Die Redaktionen vom „Hamburger Abendblatt“ und von der „Welt“-Gruppe werden zusammengelegt. Die Zeitung wird zu einem Lokalblatt degradiert.

Darf trotz Fusion seinen Titel behalten: Chefredakteur Lars Haider. Bild: dpa

BERLIN taz | Ach, was waren sie in Hamburg alle froh, als der Lars zurückkam. Die Sekretärinnen, die Redakteure – den Lars kannten die meisten ja noch. Schließlich hatte er beim Abendblatt volontiert. Mittlerweile ist die Freude darüber, dass Lars Haider 2011 die Chefredaktion des Hamburger Abendblatts übernommen hat, einer Schockstarre gewichen. Denn das altehrwürdige Abendblatt wird ab Dezember in einer Redaktionsgemeinschaft mit zwei anderen Springer-Titeln – Die Welt und Berliner Morgenpost – aufgehen. Reduzierung des Personals inklusive.

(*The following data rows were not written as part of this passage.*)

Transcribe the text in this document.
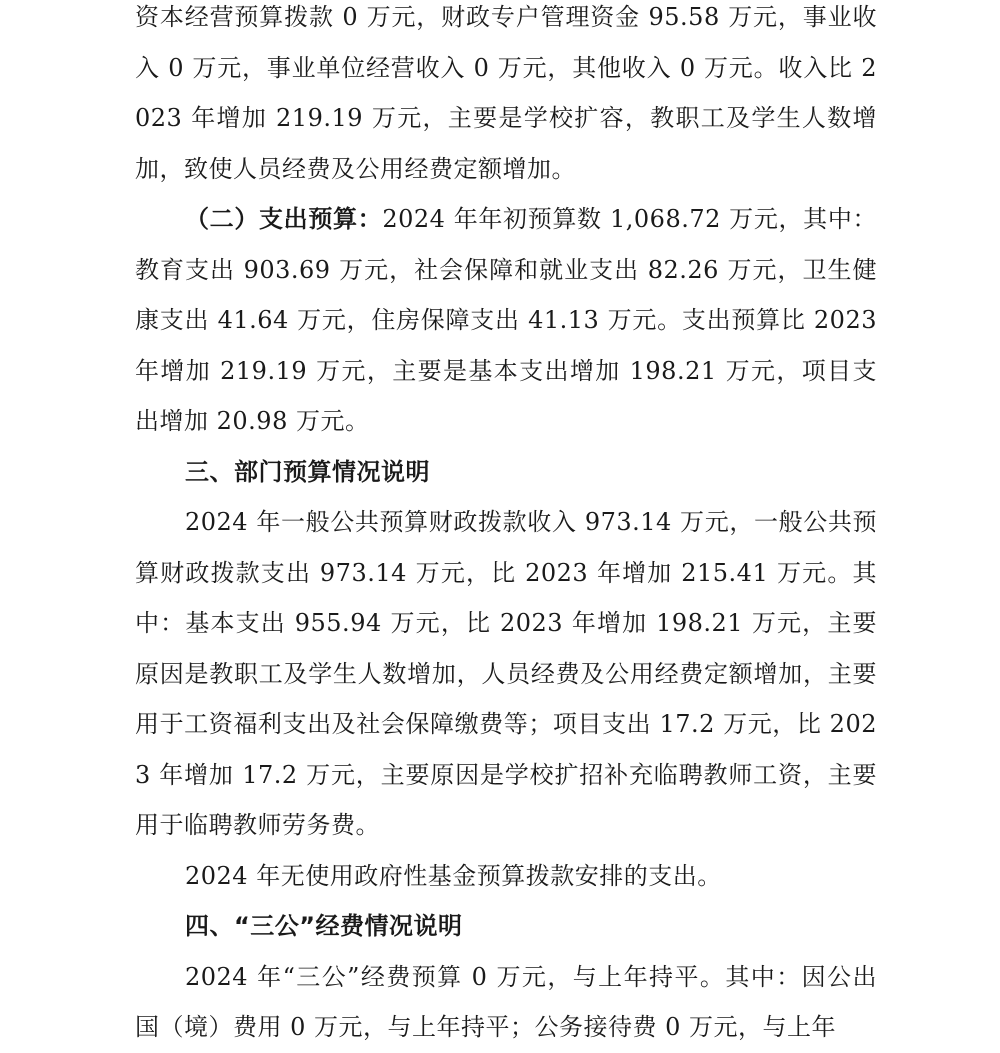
资本经营预算拨款 0 万元，财政专户管理资金 95.58 万元，事业收入 0 万元，事业单位经营收入 0 万元，其他收入 0 万元。收入比 2023 年增加 219.19 万元，主要是学校扩容，教职工及学生人数增加，致使人员经费及公用经费定额增加。

（二）支出预算：2024 年年初预算数 1,068.72 万元，其中：教育支出 903.69 万元，社会保障和就业支出 82.26 万元，卫生健康支出 41.64 万元，住房保障支出 41.13 万元。支出预算比 2023 年增加 219.19 万元，主要是基本支出增加 198.21 万元，项目支出增加 20.98 万元。

三、部门预算情况说明

2024 年一般公共预算财政拨款收入 973.14 万元，一般公共预算财政拨款支出 973.14 万元，比 2023 年增加 215.41 万元。其中：基本支出 955.94 万元，比 2023 年增加 198.21 万元，主要原因是教职工及学生人数增加，人员经费及公用经费定额增加，主要用于工资福利支出及社会保障缴费等；项目支出 17.2 万元，比 2023 年增加 17.2 万元，主要原因是学校扩招补充临聘教师工资，主要用于临聘教师劳务费。

2024 年无使用政府性基金预算拨款安排的支出。

四、“三公”经费情况说明

2024 年“三公”经费预算 0 万元，与上年持平。其中：因公出国（境）费用 0 万元，与上年持平；公务接待费 0 万元，与上年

„Notwendige Personalveränderungen sollen sozialverträglich umgesetzt werden“, lautet der letzte Satz in der Pressemitteilung, die bestätigt, was sich schon lange abzeichnete: Das Abendblatt, 1948 als erste Tageszeitung mit deutscher Lizenz nach dem Krieg herausgegeben, die Keimzelle des Erfolgs von Axel Springer, wird im Jahr des 100. Geburtstags des 1985 verstorbenen Überverlegers auf ein Lokalblatt gestutzt.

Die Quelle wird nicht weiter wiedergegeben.